Opening with the hiss of static, the call of gulls and the wash of digital surf, ‘Genericana’, the thirteenth album from songwriter and folklorist Joseph O’Connell under his Elephant Micah name – further explores how we come from influences and what we sound like.
Created from ‘devalued or discarded’ gear, the record twists the sound of Americana as it finds new ways of interacting with instruments. From a homemade synth to a three-headed tape deck standing in as a “poor man’s space echo”, ‘Genericana’ filters an avant-garde art rock vibe through strata of folk, country, experimental songwriting, dub and ambient trances.
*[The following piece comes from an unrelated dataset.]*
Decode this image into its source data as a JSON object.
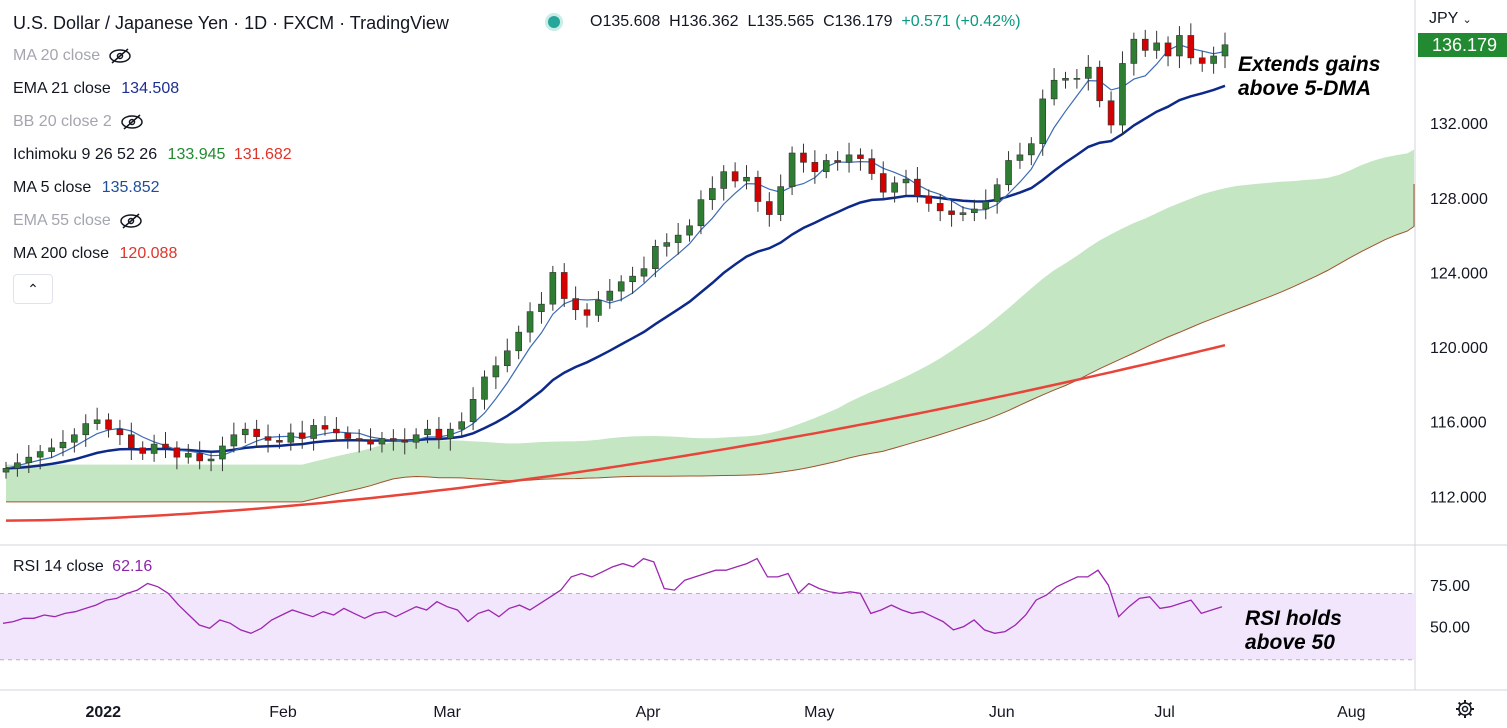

Across the six tracks here (all called ‘Surf’, ‘Fire’ or ‘Life’), shades of dark and light are cast as recurring melodic and lyrical motifs draw you further in. Arthur Russell to Joni Mitchell are pegged as the folk and production influences but in the vocals and rhythm the more recent sound of Simone Felice echoes, as does the expansive and atmospheric ambience of Skee Mask in the sparse beats washed in synths.
This is an album that imagines where the dust may settle when the current cultural turmoil passes. Soothing but unsettling, atmospheric but stark, drawn from digital but with a very human beat – ‘Genericana’ is a deeply evocative album. In looking at where we come from Elephant Micah has also set a course for where they are going.